Having similar experiences with adults was a major component for the deepening of our love. Our autism is obviously another, though we’re still trying to fine tune how it works together.
Then the intellect— we’re both smart in our own right, degrees and all. That’s simply matching energy and values, if in different realms of intelligence. Then, there is what’s physical. We both find the other attractive. These are more than the sum of their parts. Our compatibility is wicked and while a lot of it is the actual autism, growing up in the seventies and eighties, and disability trauma and subsequent overcompensation, it’s like we were lab-grown to exacting specs to complement each other.
Stumbling on each other at this time in our aging puts some order in the confusion and ardor of at least my life so far. The randomness of meeting him is hard for me to let go of— and then to fall in love? Wow. Sure! But why? I will never know and I’m trying to get comfortable with that.
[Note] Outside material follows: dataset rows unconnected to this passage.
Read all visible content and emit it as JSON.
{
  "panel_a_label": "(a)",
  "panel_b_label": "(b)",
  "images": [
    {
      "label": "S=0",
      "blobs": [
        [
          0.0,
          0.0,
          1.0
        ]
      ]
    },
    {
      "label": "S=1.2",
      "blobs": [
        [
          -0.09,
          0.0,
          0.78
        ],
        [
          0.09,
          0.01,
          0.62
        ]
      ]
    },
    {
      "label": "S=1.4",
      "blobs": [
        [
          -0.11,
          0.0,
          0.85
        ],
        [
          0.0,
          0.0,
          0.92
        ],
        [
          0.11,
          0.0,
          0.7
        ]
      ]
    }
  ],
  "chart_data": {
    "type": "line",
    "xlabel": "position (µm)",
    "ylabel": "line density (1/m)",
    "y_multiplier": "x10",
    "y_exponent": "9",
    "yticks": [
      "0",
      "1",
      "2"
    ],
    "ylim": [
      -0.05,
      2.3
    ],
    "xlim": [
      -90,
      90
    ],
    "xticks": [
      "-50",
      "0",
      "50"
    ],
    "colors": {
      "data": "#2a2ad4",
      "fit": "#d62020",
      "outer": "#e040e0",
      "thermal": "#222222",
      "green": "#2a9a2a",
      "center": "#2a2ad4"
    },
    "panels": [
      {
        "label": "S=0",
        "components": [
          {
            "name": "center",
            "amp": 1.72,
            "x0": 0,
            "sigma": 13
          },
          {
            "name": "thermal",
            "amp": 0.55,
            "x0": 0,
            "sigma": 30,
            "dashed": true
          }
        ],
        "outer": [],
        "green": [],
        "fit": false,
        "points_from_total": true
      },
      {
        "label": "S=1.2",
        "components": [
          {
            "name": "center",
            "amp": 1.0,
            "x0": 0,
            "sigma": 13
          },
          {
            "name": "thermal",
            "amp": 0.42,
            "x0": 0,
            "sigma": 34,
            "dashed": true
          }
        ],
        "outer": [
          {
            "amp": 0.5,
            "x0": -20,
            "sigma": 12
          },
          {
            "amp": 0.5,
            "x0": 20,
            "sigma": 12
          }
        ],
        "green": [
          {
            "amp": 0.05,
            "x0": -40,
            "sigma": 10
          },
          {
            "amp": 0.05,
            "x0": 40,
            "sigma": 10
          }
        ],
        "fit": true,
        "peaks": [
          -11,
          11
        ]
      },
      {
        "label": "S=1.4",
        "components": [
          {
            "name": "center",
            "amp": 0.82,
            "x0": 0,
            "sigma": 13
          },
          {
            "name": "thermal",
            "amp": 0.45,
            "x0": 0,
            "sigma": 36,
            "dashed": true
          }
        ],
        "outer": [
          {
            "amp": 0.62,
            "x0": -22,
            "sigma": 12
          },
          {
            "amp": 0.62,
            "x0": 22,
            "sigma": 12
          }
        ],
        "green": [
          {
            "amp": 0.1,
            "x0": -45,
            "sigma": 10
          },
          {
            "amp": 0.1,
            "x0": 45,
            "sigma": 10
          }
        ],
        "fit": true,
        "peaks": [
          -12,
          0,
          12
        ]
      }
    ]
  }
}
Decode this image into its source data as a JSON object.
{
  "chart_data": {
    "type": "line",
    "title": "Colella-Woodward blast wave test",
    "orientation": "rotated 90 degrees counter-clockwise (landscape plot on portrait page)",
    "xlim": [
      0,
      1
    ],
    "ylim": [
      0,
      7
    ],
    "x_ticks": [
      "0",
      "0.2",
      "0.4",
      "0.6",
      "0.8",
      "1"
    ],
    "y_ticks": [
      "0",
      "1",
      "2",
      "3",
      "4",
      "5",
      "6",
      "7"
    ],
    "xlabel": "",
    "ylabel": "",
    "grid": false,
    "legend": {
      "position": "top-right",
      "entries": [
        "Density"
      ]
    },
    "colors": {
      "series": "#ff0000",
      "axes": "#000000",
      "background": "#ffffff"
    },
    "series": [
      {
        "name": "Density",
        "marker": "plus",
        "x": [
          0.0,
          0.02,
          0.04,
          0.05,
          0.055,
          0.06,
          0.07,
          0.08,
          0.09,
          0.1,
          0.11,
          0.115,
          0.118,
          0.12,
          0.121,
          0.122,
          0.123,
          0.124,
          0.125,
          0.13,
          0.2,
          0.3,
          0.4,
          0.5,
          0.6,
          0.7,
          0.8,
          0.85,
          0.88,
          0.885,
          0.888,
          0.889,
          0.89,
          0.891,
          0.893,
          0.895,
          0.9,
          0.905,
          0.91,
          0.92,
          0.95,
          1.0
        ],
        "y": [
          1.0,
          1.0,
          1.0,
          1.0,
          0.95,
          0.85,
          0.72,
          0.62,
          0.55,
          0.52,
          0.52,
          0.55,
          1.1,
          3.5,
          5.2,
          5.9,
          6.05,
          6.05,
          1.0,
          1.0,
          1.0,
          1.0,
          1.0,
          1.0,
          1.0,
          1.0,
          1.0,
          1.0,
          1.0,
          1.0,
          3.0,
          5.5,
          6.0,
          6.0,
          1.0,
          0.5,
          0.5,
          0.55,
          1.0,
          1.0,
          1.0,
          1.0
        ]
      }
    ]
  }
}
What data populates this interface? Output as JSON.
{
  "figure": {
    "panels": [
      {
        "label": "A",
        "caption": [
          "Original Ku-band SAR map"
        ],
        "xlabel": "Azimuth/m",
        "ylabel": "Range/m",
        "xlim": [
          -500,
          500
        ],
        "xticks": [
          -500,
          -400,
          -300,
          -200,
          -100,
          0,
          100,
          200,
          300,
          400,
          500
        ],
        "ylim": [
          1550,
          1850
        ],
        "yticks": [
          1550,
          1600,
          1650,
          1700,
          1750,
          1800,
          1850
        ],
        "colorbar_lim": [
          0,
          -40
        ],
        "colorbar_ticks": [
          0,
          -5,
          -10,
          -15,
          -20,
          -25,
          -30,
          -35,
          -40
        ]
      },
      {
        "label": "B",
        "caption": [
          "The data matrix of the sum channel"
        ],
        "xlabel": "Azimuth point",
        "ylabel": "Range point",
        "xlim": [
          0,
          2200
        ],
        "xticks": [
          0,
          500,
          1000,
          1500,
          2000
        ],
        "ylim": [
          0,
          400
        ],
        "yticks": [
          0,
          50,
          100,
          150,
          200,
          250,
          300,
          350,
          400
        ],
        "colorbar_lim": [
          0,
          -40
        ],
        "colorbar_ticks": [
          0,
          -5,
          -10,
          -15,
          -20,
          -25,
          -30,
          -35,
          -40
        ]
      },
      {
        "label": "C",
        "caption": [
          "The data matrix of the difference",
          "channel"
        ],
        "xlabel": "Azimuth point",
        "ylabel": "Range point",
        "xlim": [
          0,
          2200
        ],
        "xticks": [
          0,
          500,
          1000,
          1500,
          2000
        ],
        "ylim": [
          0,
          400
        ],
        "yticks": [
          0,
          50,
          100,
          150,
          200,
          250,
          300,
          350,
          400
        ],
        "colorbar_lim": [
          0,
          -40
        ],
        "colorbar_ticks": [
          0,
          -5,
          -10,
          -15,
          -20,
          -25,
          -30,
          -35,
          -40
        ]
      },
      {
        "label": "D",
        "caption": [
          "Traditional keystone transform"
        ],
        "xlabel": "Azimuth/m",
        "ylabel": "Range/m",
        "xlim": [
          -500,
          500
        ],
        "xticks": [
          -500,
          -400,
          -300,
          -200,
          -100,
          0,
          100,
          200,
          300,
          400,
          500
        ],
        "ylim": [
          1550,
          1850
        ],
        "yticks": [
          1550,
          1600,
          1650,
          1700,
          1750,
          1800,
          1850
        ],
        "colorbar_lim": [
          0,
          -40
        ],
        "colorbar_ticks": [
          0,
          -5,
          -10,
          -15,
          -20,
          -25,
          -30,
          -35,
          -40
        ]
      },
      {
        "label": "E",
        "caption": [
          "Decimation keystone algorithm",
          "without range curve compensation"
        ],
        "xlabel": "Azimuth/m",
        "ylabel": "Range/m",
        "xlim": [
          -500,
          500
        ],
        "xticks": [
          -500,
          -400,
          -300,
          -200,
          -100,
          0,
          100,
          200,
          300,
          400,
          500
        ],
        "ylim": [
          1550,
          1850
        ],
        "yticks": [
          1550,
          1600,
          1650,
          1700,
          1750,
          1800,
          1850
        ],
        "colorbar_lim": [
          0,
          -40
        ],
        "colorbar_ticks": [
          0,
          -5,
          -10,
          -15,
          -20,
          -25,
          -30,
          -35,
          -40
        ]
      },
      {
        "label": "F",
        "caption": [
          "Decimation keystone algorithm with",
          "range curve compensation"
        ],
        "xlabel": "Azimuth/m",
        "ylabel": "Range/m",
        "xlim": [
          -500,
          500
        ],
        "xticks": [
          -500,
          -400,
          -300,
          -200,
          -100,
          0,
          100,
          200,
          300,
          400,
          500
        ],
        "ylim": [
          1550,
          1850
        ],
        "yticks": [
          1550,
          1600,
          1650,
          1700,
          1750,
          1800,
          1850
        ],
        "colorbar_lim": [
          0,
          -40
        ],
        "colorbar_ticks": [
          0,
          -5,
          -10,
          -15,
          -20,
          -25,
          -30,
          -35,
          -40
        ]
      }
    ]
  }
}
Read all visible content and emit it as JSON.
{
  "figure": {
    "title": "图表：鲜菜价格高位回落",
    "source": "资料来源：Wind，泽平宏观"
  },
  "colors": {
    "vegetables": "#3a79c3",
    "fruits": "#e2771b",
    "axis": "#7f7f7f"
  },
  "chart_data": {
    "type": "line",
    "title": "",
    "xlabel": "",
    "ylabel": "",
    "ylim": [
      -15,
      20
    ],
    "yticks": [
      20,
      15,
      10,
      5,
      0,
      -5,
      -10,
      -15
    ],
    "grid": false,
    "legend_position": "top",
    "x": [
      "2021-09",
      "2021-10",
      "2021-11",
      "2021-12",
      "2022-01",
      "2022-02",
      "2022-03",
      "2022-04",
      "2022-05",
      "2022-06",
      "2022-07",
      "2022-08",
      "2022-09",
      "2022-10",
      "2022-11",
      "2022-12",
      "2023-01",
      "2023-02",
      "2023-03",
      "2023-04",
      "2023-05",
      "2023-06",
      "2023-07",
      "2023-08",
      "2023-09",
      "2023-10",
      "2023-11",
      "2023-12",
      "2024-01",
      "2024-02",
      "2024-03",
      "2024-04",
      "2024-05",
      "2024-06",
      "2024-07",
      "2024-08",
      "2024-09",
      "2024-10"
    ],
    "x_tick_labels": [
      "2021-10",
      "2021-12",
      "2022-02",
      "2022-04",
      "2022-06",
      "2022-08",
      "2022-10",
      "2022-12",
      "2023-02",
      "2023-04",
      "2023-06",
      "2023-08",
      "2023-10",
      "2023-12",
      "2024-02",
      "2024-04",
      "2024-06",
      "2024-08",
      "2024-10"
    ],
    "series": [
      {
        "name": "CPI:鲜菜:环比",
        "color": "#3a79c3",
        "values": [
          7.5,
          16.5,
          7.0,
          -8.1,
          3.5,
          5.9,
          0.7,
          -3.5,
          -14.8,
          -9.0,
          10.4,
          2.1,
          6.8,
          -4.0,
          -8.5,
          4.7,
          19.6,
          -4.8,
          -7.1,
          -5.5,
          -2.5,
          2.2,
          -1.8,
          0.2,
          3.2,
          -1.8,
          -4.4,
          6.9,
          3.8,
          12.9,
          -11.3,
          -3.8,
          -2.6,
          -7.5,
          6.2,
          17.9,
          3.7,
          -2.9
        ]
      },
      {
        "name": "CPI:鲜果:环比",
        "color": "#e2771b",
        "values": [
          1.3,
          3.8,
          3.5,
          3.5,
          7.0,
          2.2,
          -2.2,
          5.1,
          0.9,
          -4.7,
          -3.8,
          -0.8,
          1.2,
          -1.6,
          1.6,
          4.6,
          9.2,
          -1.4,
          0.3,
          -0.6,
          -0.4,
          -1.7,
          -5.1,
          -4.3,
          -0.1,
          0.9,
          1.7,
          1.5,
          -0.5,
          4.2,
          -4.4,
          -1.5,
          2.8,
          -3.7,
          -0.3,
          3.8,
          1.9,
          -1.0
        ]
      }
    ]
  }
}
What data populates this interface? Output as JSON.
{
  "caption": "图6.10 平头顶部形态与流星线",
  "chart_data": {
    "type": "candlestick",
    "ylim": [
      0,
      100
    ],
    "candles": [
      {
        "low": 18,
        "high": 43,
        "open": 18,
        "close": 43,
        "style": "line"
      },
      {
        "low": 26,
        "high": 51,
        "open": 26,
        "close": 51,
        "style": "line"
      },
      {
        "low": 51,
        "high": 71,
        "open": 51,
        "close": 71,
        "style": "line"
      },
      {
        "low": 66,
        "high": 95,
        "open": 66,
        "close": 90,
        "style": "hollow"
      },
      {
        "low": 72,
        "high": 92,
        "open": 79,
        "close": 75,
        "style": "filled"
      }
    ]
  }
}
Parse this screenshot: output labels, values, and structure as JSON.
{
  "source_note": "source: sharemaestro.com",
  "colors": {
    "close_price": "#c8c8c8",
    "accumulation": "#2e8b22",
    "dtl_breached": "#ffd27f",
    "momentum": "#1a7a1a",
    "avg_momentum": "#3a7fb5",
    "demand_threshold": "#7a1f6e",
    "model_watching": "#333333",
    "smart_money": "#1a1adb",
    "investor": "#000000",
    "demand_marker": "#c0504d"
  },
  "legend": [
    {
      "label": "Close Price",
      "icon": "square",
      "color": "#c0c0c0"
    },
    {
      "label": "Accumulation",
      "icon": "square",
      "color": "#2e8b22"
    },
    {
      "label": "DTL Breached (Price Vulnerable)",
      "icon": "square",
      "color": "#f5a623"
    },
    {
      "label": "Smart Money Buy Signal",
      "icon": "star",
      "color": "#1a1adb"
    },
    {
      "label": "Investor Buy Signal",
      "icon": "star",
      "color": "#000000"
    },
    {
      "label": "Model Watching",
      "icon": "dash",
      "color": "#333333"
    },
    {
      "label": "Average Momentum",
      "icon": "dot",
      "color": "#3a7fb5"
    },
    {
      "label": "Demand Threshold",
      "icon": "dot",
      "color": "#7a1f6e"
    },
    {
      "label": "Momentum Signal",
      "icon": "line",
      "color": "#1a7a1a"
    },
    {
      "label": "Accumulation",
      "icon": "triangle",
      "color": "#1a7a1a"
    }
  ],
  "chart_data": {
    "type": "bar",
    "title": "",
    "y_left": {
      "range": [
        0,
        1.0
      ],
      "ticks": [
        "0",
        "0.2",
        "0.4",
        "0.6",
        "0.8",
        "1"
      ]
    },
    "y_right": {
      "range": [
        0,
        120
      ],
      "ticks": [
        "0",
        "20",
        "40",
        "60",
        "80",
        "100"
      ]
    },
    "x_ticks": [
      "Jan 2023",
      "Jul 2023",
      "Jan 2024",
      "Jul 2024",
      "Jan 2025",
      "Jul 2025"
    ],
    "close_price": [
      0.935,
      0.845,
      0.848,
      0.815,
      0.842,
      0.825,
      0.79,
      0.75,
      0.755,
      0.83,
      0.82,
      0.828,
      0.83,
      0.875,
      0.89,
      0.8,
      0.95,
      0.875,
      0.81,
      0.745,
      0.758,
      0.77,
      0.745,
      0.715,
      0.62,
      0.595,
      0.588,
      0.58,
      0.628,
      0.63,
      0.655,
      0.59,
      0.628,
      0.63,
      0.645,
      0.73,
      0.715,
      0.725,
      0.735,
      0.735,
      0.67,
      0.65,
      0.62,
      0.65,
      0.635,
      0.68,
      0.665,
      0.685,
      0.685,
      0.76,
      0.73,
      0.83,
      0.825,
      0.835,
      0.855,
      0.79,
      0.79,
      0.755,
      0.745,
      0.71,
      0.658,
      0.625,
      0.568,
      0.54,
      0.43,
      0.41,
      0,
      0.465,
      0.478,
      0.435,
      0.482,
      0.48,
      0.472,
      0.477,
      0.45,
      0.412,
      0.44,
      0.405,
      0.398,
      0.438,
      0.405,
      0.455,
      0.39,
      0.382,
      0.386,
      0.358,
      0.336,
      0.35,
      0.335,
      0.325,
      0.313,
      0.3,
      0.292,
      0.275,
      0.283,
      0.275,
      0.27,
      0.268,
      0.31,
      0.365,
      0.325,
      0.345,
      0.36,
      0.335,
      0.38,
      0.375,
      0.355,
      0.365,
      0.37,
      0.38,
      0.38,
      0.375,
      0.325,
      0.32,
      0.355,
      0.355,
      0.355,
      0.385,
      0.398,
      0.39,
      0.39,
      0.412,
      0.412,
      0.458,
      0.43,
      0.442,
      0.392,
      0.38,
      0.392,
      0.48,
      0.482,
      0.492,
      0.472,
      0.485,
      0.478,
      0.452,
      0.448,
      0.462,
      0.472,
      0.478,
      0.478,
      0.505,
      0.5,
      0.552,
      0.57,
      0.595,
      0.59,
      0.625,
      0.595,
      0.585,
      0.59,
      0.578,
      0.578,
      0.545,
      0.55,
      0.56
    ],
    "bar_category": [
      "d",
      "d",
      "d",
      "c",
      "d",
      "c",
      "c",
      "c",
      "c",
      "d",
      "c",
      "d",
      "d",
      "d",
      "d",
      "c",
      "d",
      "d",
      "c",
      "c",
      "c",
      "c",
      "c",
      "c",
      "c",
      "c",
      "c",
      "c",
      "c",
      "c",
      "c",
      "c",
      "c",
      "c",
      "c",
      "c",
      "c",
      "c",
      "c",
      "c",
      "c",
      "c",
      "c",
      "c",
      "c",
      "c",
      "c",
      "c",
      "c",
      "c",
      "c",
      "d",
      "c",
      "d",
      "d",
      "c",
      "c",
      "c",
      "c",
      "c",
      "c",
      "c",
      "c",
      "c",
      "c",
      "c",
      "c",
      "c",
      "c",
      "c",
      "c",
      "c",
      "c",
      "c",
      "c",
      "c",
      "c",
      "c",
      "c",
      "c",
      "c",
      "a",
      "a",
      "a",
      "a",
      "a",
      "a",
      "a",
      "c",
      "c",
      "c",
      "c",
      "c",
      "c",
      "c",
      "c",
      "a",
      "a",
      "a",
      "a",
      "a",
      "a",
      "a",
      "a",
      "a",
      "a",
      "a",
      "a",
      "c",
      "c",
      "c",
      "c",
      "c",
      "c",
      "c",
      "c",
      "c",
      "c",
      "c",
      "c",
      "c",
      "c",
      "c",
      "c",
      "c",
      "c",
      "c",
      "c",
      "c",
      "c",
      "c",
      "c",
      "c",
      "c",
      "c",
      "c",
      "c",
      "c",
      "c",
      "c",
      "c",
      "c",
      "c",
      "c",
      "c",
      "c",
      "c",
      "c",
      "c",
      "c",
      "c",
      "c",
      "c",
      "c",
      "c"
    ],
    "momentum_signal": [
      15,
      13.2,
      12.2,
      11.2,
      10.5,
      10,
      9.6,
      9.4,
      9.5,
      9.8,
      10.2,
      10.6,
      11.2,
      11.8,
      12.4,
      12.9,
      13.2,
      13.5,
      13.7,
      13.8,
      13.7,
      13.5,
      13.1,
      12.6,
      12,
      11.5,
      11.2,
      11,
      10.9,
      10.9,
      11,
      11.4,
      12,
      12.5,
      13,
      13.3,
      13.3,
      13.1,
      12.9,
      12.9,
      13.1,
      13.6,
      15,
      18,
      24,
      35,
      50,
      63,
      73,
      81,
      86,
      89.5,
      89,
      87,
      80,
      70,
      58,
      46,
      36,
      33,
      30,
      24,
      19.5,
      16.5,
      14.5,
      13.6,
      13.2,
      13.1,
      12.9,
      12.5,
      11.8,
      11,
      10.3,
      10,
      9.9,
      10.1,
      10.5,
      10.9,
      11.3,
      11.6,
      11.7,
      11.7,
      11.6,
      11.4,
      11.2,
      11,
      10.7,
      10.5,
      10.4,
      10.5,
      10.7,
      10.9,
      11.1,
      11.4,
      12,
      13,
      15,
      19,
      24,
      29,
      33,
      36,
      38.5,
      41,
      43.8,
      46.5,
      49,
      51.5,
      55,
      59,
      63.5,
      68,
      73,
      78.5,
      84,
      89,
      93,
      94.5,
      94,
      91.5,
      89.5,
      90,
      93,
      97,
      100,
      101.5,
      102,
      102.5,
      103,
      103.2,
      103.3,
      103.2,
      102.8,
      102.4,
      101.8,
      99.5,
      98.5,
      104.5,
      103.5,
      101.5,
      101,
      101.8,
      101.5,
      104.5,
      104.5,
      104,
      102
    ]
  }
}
However mysteriously arbitrary our joining is to me, it is still fundamentally ordinary. This wormhole our partnership opened would be a shame to squander, and there must be some greater good that is to come out of it beyond our mutual joy and pleasure, right? There's the book and the artwork, there's the dogs, the garden, our families-- perhaps it is on-spectrum thinking that makes me believe that there's some grand scheme here. Perhaps I feel this way because I perceive that life is giving me a fair shake with this awesome human being and I don't want to fuck it up. Perhaps it has nothing to do with me. Likely, it is all just random and enigmatically meaningless. Just a wormhole of time, waves of benevolent energy welled up by co-creators. Or not. Just a life cycle, is all.
Small Finn and small Sanna would insist that freaks need love, too. They're right about that, and they always were. Here we are today, vindicated, and grateful.